Build a Large-Scale Observability Platform on Tencent Cloud CLS: The Beike Case

Large observability migrations fail when they treat log storage, metrics, tracing, dashboards, permissions, and user habits as separate projects. Beike faced that problem at large scale: many business departments, many legacy components, daily settlement traffic bursts, more than 50 billion log records in large business scenarios, and thousands of users who already relied on an internal operations platform.

Tencent Cloud CLS helped Beike build a unified observability platform that preserved existing collection habits where possible, improved ingestion latency, structured heterogeneous logs, supported large-scale search and analysis, and delivered dashboards through a shareable operations console. The result was a migration pattern that answered a practical question many platform teams ask: how do you move a complex observability stack to the cloud without breaking the way business teams already work?

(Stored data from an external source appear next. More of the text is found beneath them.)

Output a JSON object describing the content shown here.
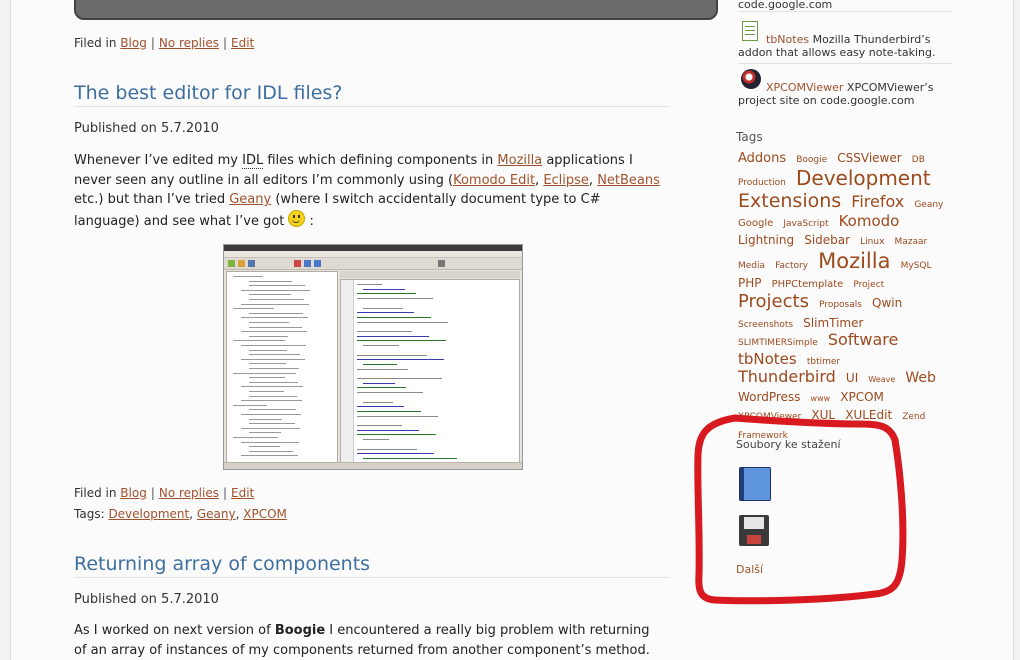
{
  "post_top": {
    "filed_in_label": "Filed in",
    "category": "Blog",
    "replies": "No replies",
    "edit": "Edit"
  },
  "post1": {
    "title": "The best editor for IDL files?",
    "published": "Published on 5.7.2010",
    "p1_a": "Whenever I’ve edited my ",
    "p1_idl": "IDL",
    "p1_b": " files which defining components in ",
    "p1_mozilla": "Mozilla",
    "p1_c": " applications I never seen any outline in all editors I’m commonly using (",
    "p1_komodo": "Komodo Edit",
    "p1_comma1": ", ",
    "p1_eclipse": "Eclipse",
    "p1_comma2": ", ",
    "p1_netbeans": "NetBeans",
    "p1_d": " etc.) but than I’ve tried ",
    "p1_geany": "Geany",
    "p1_e": " (where I switch accidentally document type to C# language) and see what I’ve got",
    "p1_f": " :",
    "filed_in_label": "Filed in",
    "category": "Blog",
    "replies": "No replies",
    "edit": "Edit",
    "tags_label": "Tags:",
    "tags": [
      "Development",
      "Geany",
      "XPCOM"
    ]
  },
  "post2": {
    "title": "Returning array of components",
    "published": "Published on 5.7.2010",
    "p1_a": "As I worked on next version of ",
    "p1_bold": "Boogie",
    "p1_b": " I encountered a really big problem with returning of an array of instances of my components returned from another component’s method."
  },
  "sidebar": {
    "link_fragment_top": "code.google.com",
    "items": [
      {
        "link": "tbNotes",
        "text": " Mozilla Thunderbird’s addon that allows easy note-taking.",
        "icon": "notes-icon"
      },
      {
        "link": "XPCOMViewer",
        "text": " XPCOMViewer’s project site on code.google.com",
        "icon": "xpcom-icon"
      }
    ],
    "tags_heading": "Tags",
    "tags": [
      {
        "t": "Addons",
        "s": 13
      },
      {
        "t": "Boogie",
        "s": 9
      },
      {
        "t": "CSSViewer",
        "s": 12
      },
      {
        "t": "DB",
        "s": 9
      },
      {
        "t": "Production",
        "s": 9
      },
      {
        "t": "Development",
        "s": 20
      },
      {
        "t": "Extensions",
        "s": 19
      },
      {
        "t": "Firefox",
        "s": 16
      },
      {
        "t": "Geany",
        "s": 9
      },
      {
        "t": "Google",
        "s": 10
      },
      {
        "t": "JavaScript",
        "s": 9
      },
      {
        "t": "Komodo",
        "s": 15
      },
      {
        "t": "Lightning",
        "s": 12
      },
      {
        "t": "Sidebar",
        "s": 12
      },
      {
        "t": "Linux",
        "s": 9
      },
      {
        "t": "Mazaar",
        "s": 9
      },
      {
        "t": "Media",
        "s": 9
      },
      {
        "t": "Factory",
        "s": 9
      },
      {
        "t": "Mozilla",
        "s": 21
      },
      {
        "t": "MySQL",
        "s": 9
      },
      {
        "t": "PHP",
        "s": 12
      },
      {
        "t": "PHPCtemplate",
        "s": 10
      },
      {
        "t": "Project",
        "s": 9
      },
      {
        "t": "Projects",
        "s": 18
      },
      {
        "t": "Proposals",
        "s": 9
      },
      {
        "t": "Qwin",
        "s": 12
      },
      {
        "t": "Screenshots",
        "s": 9
      },
      {
        "t": "SlimTimer",
        "s": 12
      },
      {
        "t": "SLIMTIMERSimple",
        "s": 9
      },
      {
        "t": "Software",
        "s": 16
      },
      {
        "t": "tbNotes",
        "s": 15
      },
      {
        "t": "tbtimer",
        "s": 9
      },
      {
        "t": "Thunderbird",
        "s": 16
      },
      {
        "t": "UI",
        "s": 12
      },
      {
        "t": "Weave",
        "s": 8
      },
      {
        "t": "Web",
        "s": 14
      },
      {
        "t": "WordPress",
        "s": 12
      },
      {
        "t": "www",
        "s": 8
      },
      {
        "t": "XPCOM",
        "s": 12
      },
      {
        "t": "XPCOMViewer",
        "s": 9
      },
      {
        "t": "XUL",
        "s": 12
      },
      {
        "t": "XULEdit",
        "s": 12
      },
      {
        "t": "Zend",
        "s": 9
      },
      {
        "t": "Framework",
        "s": 9
      }
    ],
    "downloads_heading": "Soubory ke stažení",
    "downloads": [
      "book-icon",
      "floppy-disk-icon"
    ],
    "more_link": "Další"
  },
  "colors": {
    "link": "#a0522d",
    "title": "#3e6f9e",
    "annotation": "#d8191f"
  }
}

Why Beike Needed a New Observability Platform

Beike's previous setup had three pressure points:

Problem	Operational impact
Data was not connected	Logs, metrics, traces, and other observability data came from many systems and could not support unified operations.
Performance could not keep up	Daily settlement traffic could increase data volume by more than 10x, causing write latency and query timeout problems.
Data was hard to use	Log formats were inconsistent, aggregation functions were insufficient, and open-source dashboards were hard to share across teams.

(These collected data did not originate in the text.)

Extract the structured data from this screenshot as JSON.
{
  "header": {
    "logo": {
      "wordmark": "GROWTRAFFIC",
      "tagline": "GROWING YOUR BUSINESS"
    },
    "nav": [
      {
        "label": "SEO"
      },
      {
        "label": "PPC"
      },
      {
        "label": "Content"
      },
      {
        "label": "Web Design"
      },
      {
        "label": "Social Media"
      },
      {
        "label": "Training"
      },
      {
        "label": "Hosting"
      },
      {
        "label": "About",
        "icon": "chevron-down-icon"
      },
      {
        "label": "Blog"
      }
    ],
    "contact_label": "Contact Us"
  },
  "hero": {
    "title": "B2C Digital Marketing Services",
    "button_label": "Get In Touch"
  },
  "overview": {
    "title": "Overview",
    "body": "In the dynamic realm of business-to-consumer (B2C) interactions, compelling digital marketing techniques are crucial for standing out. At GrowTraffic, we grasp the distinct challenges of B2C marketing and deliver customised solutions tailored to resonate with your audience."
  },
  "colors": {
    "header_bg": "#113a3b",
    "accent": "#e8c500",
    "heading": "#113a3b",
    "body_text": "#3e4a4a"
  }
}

The target was not just "move logs to another backend." Beike needed a high-performance, reliable, elastic observability platform that could ingest multiple data sources, process data efficiently, and provide flexible visual analysis.

Target Architecture

The unified platform brought several operational data types into CLS:

Data type	Migration approach
Business logs	Continue using Fluentd where possible and send data through protocol-compatible paths.
Security logs	Collect into CLS for analysis, aggregation, and alerting.
Tracing data	Preserve compatibility with existing SkyWalking-oriented logic while moving query and storage workflows to CLS.
Metrics	Connect Prometheus and related metric workflows into the unified observability platform.
TKE audit and cloud-product logs	Use cloud-side log collection and analysis capabilities.
Dashboards and reports	Build operational views, share them through DataSight, and support multi-terminal access.

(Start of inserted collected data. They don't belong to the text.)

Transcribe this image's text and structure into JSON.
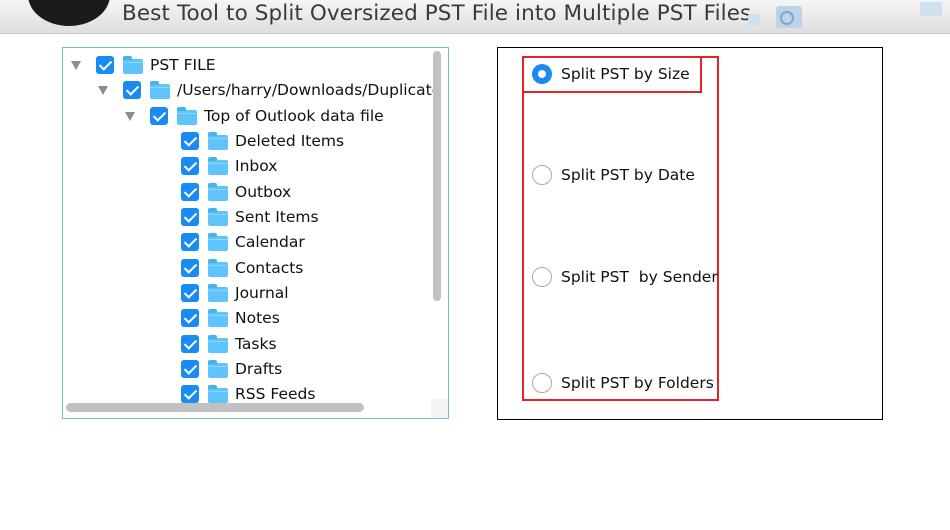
{
  "header": {
    "title": "Best Tool to Split Oversized PST File into Multiple PST Files"
  },
  "tree": {
    "items": [
      {
        "label": "PST FILE",
        "level": 0,
        "checked": true,
        "expanded": true
      },
      {
        "label": "/Users/harry/Downloads/Duplicate",
        "level": 1,
        "checked": true,
        "expanded": true
      },
      {
        "label": "Top of Outlook data file",
        "level": 2,
        "checked": true,
        "expanded": true
      },
      {
        "label": "Deleted Items",
        "level": 3,
        "checked": true
      },
      {
        "label": "Inbox",
        "level": 3,
        "checked": true
      },
      {
        "label": "Outbox",
        "level": 3,
        "checked": true
      },
      {
        "label": "Sent Items",
        "level": 3,
        "checked": true
      },
      {
        "label": "Calendar",
        "level": 3,
        "checked": true
      },
      {
        "label": "Contacts",
        "level": 3,
        "checked": true
      },
      {
        "label": "Journal",
        "level": 3,
        "checked": true
      },
      {
        "label": "Notes",
        "level": 3,
        "checked": true
      },
      {
        "label": "Tasks",
        "level": 3,
        "checked": true
      },
      {
        "label": "Drafts",
        "level": 3,
        "checked": true
      },
      {
        "label": "RSS Feeds",
        "level": 3,
        "checked": true
      }
    ]
  },
  "split_options": {
    "items": [
      {
        "label": "Split PST by Size",
        "selected": true
      },
      {
        "label": "Split PST by Date",
        "selected": false
      },
      {
        "label": "Split PST  by Sender",
        "selected": false
      },
      {
        "label": "Split PST by Folders",
        "selected": false
      }
    ]
  },
  "colors": {
    "accent": "#1a8bf3",
    "highlight_border": "#e0242a",
    "folder": "#5ec4fb",
    "tree_border": "#7fb4e3"
  },
  "icons": {
    "folder": "folder-icon",
    "expander": "triangle-down-icon",
    "logo": "app-logo-icon",
    "outlook": "outlook-icon"
  }
}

This architecture reduced the need to rewrite every business team's collection logic at once. Instead, the migration focused on compatible data entry points, centralized processing, and reusable visualization.

Ingestion: Preserve Existing Collectors and Reduce Write Latency

The first major bottleneck was write latency during traffic peaks. Beike's settlement windows could increase traffic dramatically, and delayed log reporting made same-day checks and incident diagnosis less efficient.

The first instinct was to expand cloud resources, but further analysis found that the bottleneck was mainly in the rdkafka component used by Fluentd Kafka output. Parameter tuning alone was no longer enough at Beike's scale.

The CLS team developed a Fluentd Output plugin, released to the community, to improve the data transmission path. After the change, the delay from data generation to searchability dropped from more than ten minutes to within one minute. The visual material also recorded peak write throughput around 300 GB per minute during burst scenarios.

Protocol-Compatible Migration

Beike already had many business departments, collection rules, and custom data flows. Replacing collectors across every team would have created migration risk. The more practical pattern was to keep existing collection logic where possible and change the upload target.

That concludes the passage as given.